In March 2006, the Gas and Oil Board approved the creation of a gob spanning 4,550 acres in Buchanan County’s Oakwood gas field, operated by CNX. The new production unit, known as the Virginia Pocahontas No. 8 Sealed Gob Unit 3, includes at least 42 wells corresponding to nine accounts in escrow. The nine accounts ceased to receive royalty payments after the gob was approved. A new account to hold royalties from the gob production was never created.
A spokesman for the Virginia Department of Mines, Minerals and Energy, and the Gas and Oil Board, would not respond to questions about the missing account, citing the advice of legal counsel and the anticipation of pending litigation.
A CNX spokeswoman repeated the company’s refusal to have a “well-by-well discussion” with a reporter when asked about the status and amount of royalties from gob production that have not been deposited into escrow.
“If our royalty owners have questions, we will be glad to sit down with them to answer any questions they have,” the spokeswoman, Cathy St. Clair, e-mailed.
Dorlis Cook has questions.
The Abingdon resident and retired telephone repairman owns 22 acres in a gas unit formerly known as X-11, which is now part of Sealed Gob Unit 3.
“At one time, I was told I had a fortune in escrow,” the 68-year-old said by phone, remembering a conversation with a gas company representative years ago. “Whether it’s still there or what I got in it, I don’t know.”
Cook still has royalties in the escrow account for X-11, which holds about $141,000. But that account hasn’t received royalty payments in years. The new payments should be based on Cook’s acreage in the gob unit, for which no escrow account exists.

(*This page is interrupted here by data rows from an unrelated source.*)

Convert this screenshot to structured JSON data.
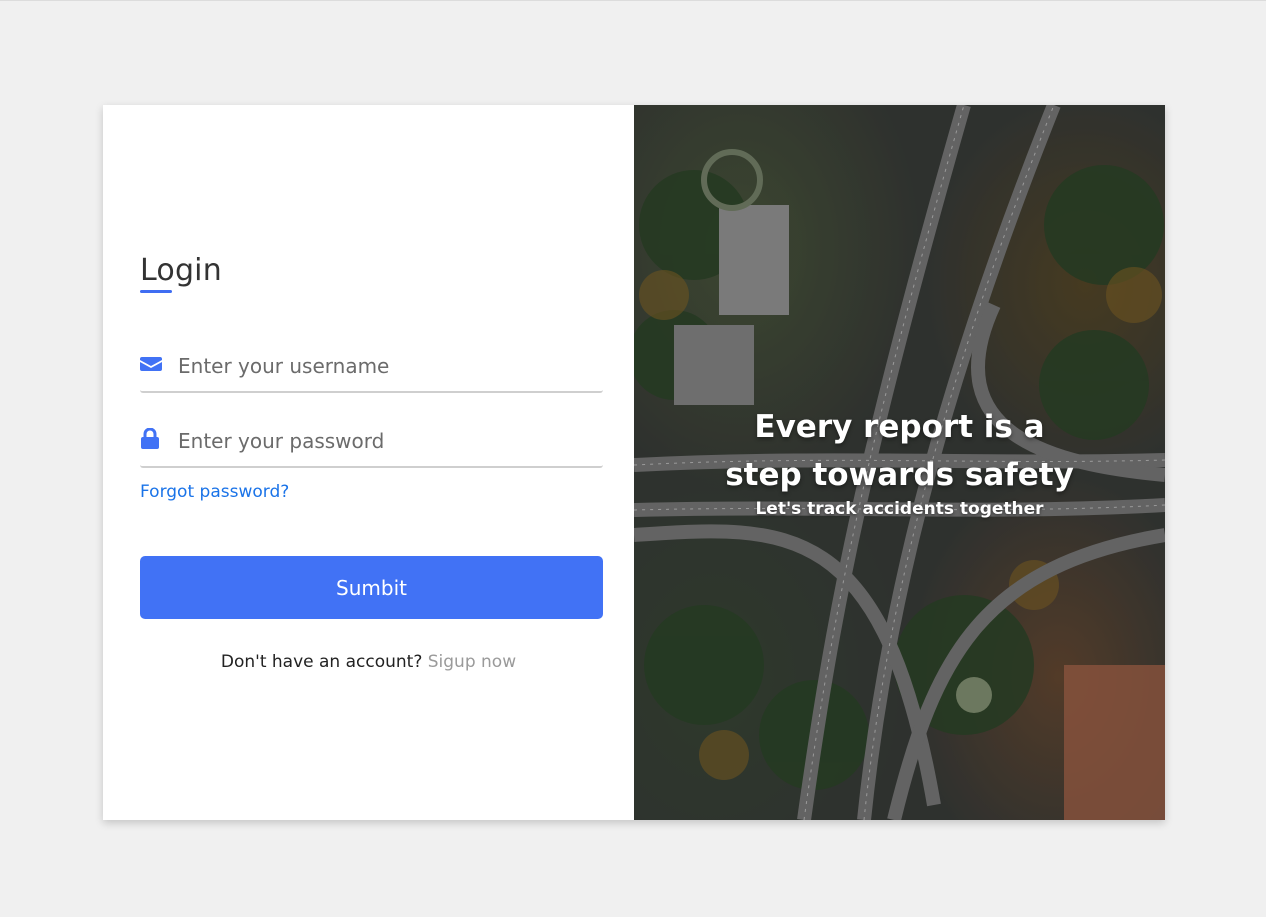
{
  "login": {
    "title": "Login",
    "username": {
      "placeholder": "Enter your username",
      "value": ""
    },
    "password": {
      "placeholder": "Enter your password",
      "value": ""
    },
    "forgot_label": "Forgot password?",
    "submit_label": "Sumbit",
    "signup_prompt": "Don't have an account?",
    "signup_link": "Sigup now"
  },
  "hero": {
    "headline_line1": "Every report is a",
    "headline_line2": "step towards safety",
    "subline": "Let's track accidents together"
  },
  "colors": {
    "accent": "#4172f5",
    "link": "#1a73e8",
    "page_bg": "#f0f0f0"
  },
  "icons": {
    "username": "envelope-icon",
    "password": "lock-icon"
  }
}
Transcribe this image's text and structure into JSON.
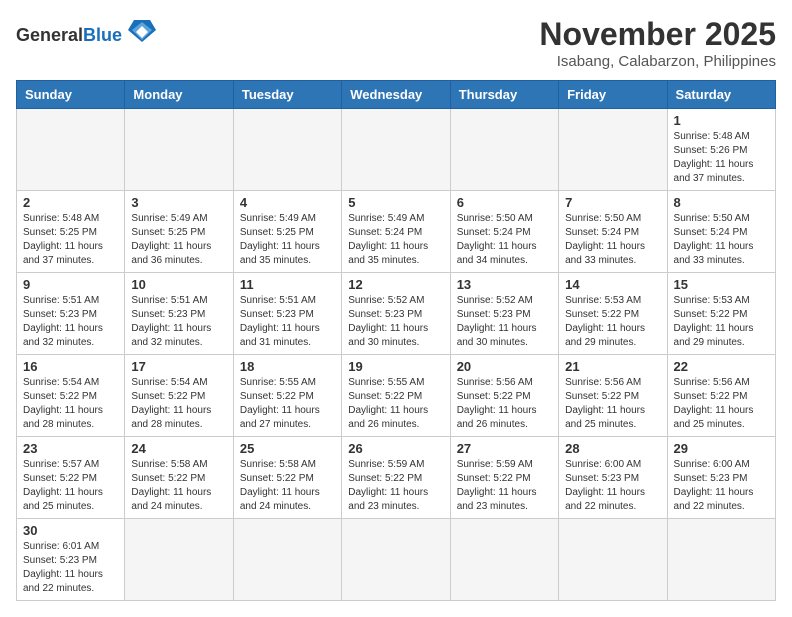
{
  "header": {
    "logo_general": "General",
    "logo_blue": "Blue",
    "month_title": "November 2025",
    "location": "Isabang, Calabarzon, Philippines"
  },
  "weekdays": [
    "Sunday",
    "Monday",
    "Tuesday",
    "Wednesday",
    "Thursday",
    "Friday",
    "Saturday"
  ],
  "weeks": [
    [
      {
        "day": "",
        "sunrise": "",
        "sunset": "",
        "daylight": "",
        "empty": true
      },
      {
        "day": "",
        "sunrise": "",
        "sunset": "",
        "daylight": "",
        "empty": true
      },
      {
        "day": "",
        "sunrise": "",
        "sunset": "",
        "daylight": "",
        "empty": true
      },
      {
        "day": "",
        "sunrise": "",
        "sunset": "",
        "daylight": "",
        "empty": true
      },
      {
        "day": "",
        "sunrise": "",
        "sunset": "",
        "daylight": "",
        "empty": true
      },
      {
        "day": "",
        "sunrise": "",
        "sunset": "",
        "daylight": "",
        "empty": true
      },
      {
        "day": "1",
        "sunrise": "Sunrise: 5:48 AM",
        "sunset": "Sunset: 5:26 PM",
        "daylight": "Daylight: 11 hours and 37 minutes.",
        "empty": false
      }
    ],
    [
      {
        "day": "2",
        "sunrise": "Sunrise: 5:48 AM",
        "sunset": "Sunset: 5:25 PM",
        "daylight": "Daylight: 11 hours and 37 minutes.",
        "empty": false
      },
      {
        "day": "3",
        "sunrise": "Sunrise: 5:49 AM",
        "sunset": "Sunset: 5:25 PM",
        "daylight": "Daylight: 11 hours and 36 minutes.",
        "empty": false
      },
      {
        "day": "4",
        "sunrise": "Sunrise: 5:49 AM",
        "sunset": "Sunset: 5:25 PM",
        "daylight": "Daylight: 11 hours and 35 minutes.",
        "empty": false
      },
      {
        "day": "5",
        "sunrise": "Sunrise: 5:49 AM",
        "sunset": "Sunset: 5:24 PM",
        "daylight": "Daylight: 11 hours and 35 minutes.",
        "empty": false
      },
      {
        "day": "6",
        "sunrise": "Sunrise: 5:50 AM",
        "sunset": "Sunset: 5:24 PM",
        "daylight": "Daylight: 11 hours and 34 minutes.",
        "empty": false
      },
      {
        "day": "7",
        "sunrise": "Sunrise: 5:50 AM",
        "sunset": "Sunset: 5:24 PM",
        "daylight": "Daylight: 11 hours and 33 minutes.",
        "empty": false
      },
      {
        "day": "8",
        "sunrise": "Sunrise: 5:50 AM",
        "sunset": "Sunset: 5:24 PM",
        "daylight": "Daylight: 11 hours and 33 minutes.",
        "empty": false
      }
    ],
    [
      {
        "day": "9",
        "sunrise": "Sunrise: 5:51 AM",
        "sunset": "Sunset: 5:23 PM",
        "daylight": "Daylight: 11 hours and 32 minutes.",
        "empty": false
      },
      {
        "day": "10",
        "sunrise": "Sunrise: 5:51 AM",
        "sunset": "Sunset: 5:23 PM",
        "daylight": "Daylight: 11 hours and 32 minutes.",
        "empty": false
      },
      {
        "day": "11",
        "sunrise": "Sunrise: 5:51 AM",
        "sunset": "Sunset: 5:23 PM",
        "daylight": "Daylight: 11 hours and 31 minutes.",
        "empty": false
      },
      {
        "day": "12",
        "sunrise": "Sunrise: 5:52 AM",
        "sunset": "Sunset: 5:23 PM",
        "daylight": "Daylight: 11 hours and 30 minutes.",
        "empty": false
      },
      {
        "day": "13",
        "sunrise": "Sunrise: 5:52 AM",
        "sunset": "Sunset: 5:23 PM",
        "daylight": "Daylight: 11 hours and 30 minutes.",
        "empty": false
      },
      {
        "day": "14",
        "sunrise": "Sunrise: 5:53 AM",
        "sunset": "Sunset: 5:22 PM",
        "daylight": "Daylight: 11 hours and 29 minutes.",
        "empty": false
      },
      {
        "day": "15",
        "sunrise": "Sunrise: 5:53 AM",
        "sunset": "Sunset: 5:22 PM",
        "daylight": "Daylight: 11 hours and 29 minutes.",
        "empty": false
      }
    ],
    [
      {
        "day": "16",
        "sunrise": "Sunrise: 5:54 AM",
        "sunset": "Sunset: 5:22 PM",
        "daylight": "Daylight: 11 hours and 28 minutes.",
        "empty": false
      },
      {
        "day": "17",
        "sunrise": "Sunrise: 5:54 AM",
        "sunset": "Sunset: 5:22 PM",
        "daylight": "Daylight: 11 hours and 28 minutes.",
        "empty": false
      },
      {
        "day": "18",
        "sunrise": "Sunrise: 5:55 AM",
        "sunset": "Sunset: 5:22 PM",
        "daylight": "Daylight: 11 hours and 27 minutes.",
        "empty": false
      },
      {
        "day": "19",
        "sunrise": "Sunrise: 5:55 AM",
        "sunset": "Sunset: 5:22 PM",
        "daylight": "Daylight: 11 hours and 26 minutes.",
        "empty": false
      },
      {
        "day": "20",
        "sunrise": "Sunrise: 5:56 AM",
        "sunset": "Sunset: 5:22 PM",
        "daylight": "Daylight: 11 hours and 26 minutes.",
        "empty": false
      },
      {
        "day": "21",
        "sunrise": "Sunrise: 5:56 AM",
        "sunset": "Sunset: 5:22 PM",
        "daylight": "Daylight: 11 hours and 25 minutes.",
        "empty": false
      },
      {
        "day": "22",
        "sunrise": "Sunrise: 5:56 AM",
        "sunset": "Sunset: 5:22 PM",
        "daylight": "Daylight: 11 hours and 25 minutes.",
        "empty": false
      }
    ],
    [
      {
        "day": "23",
        "sunrise": "Sunrise: 5:57 AM",
        "sunset": "Sunset: 5:22 PM",
        "daylight": "Daylight: 11 hours and 25 minutes.",
        "empty": false
      },
      {
        "day": "24",
        "sunrise": "Sunrise: 5:58 AM",
        "sunset": "Sunset: 5:22 PM",
        "daylight": "Daylight: 11 hours and 24 minutes.",
        "empty": false
      },
      {
        "day": "25",
        "sunrise": "Sunrise: 5:58 AM",
        "sunset": "Sunset: 5:22 PM",
        "daylight": "Daylight: 11 hours and 24 minutes.",
        "empty": false
      },
      {
        "day": "26",
        "sunrise": "Sunrise: 5:59 AM",
        "sunset": "Sunset: 5:22 PM",
        "daylight": "Daylight: 11 hours and 23 minutes.",
        "empty": false
      },
      {
        "day": "27",
        "sunrise": "Sunrise: 5:59 AM",
        "sunset": "Sunset: 5:22 PM",
        "daylight": "Daylight: 11 hours and 23 minutes.",
        "empty": false
      },
      {
        "day": "28",
        "sunrise": "Sunrise: 6:00 AM",
        "sunset": "Sunset: 5:23 PM",
        "daylight": "Daylight: 11 hours and 22 minutes.",
        "empty": false
      },
      {
        "day": "29",
        "sunrise": "Sunrise: 6:00 AM",
        "sunset": "Sunset: 5:23 PM",
        "daylight": "Daylight: 11 hours and 22 minutes.",
        "empty": false
      }
    ],
    [
      {
        "day": "30",
        "sunrise": "Sunrise: 6:01 AM",
        "sunset": "Sunset: 5:23 PM",
        "daylight": "Daylight: 11 hours and 22 minutes.",
        "empty": false
      },
      {
        "day": "",
        "sunrise": "",
        "sunset": "",
        "daylight": "",
        "empty": true
      },
      {
        "day": "",
        "sunrise": "",
        "sunset": "",
        "daylight": "",
        "empty": true
      },
      {
        "day": "",
        "sunrise": "",
        "sunset": "",
        "daylight": "",
        "empty": true
      },
      {
        "day": "",
        "sunrise": "",
        "sunset": "",
        "daylight": "",
        "empty": true
      },
      {
        "day": "",
        "sunrise": "",
        "sunset": "",
        "daylight": "",
        "empty": true
      },
      {
        "day": "",
        "sunrise": "",
        "sunset": "",
        "daylight": "",
        "empty": true
      }
    ]
  ]
}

“Now how would anyone be getting into that escrow?” Cook wondered. “Who do you go to? You can’t afford lawyers, the way they charge. My brother’s tried that. You can’t fight somebody like a gas outfit,” he said.
“I appreciate what you have told me, I really do,” Cook said. “I knew nothing about nothing about it.”
Cook is not alone among landowners with mineral rights in Sealed Gob Unit 3. Theresa Brents, a retired librarian who lives in Stuarts Draft, Va., owns 21 acres near the western edge of the unit. Buchanan County owns 18 acres. The Virginia Department of Highways has half an acre. They are among hundreds of people with gas rights to the gob production.
An explanation of sorts
Sealed Gob Unit 3 isn’t the only gob with no account in escrow. It’s just the biggest.
On Jan. 29, a family of disgruntled landowners met with the state director for the Division of Gas and Oil at a Lebanon, Va., breakfast joint. The Herald Courier obtained and reviewed a video recording of the meeting.
One of the heirs, Kenneth Osborne, pointed out that an escrow account in which the family has an interest hadn’t received royalty payments in more than a year.
David Asbury, the DGO director, explained to Osborne and his relatives how creating a gob unit changed the way their gas is being produced, and that royalties should go into a new escrow account. Before the account can be created, Asbury said, he and his programs administrator must review each individual unit in the gob to ensure that each owners’ acreage is accurately rendered.
This particular gob, known as Buchanan No. 1 Sealed Gob Unit 2, covers 3,400 acres and was approved by the Gas and Oil Board in November 2008.
“The reason this isn’t recorded yet is there’s 77 pages of owners in this SGU,” Asbury said, using the common shorthand for sealed gob unit. “We have to cross-check every individual that’s in those single units, and make sure that each one that’s in those single units – that they haven’t missed acreage.”
This did not placate Osborne.
“The problem is, the escrow account doesn’t exist,” he said.
“It will,” Asbury replied, when the necessary paperwork is vetted and recorded.
“The monies for each of these gob units – there will be a deposit made, once we get everything agreed, with interest,” Asbury said.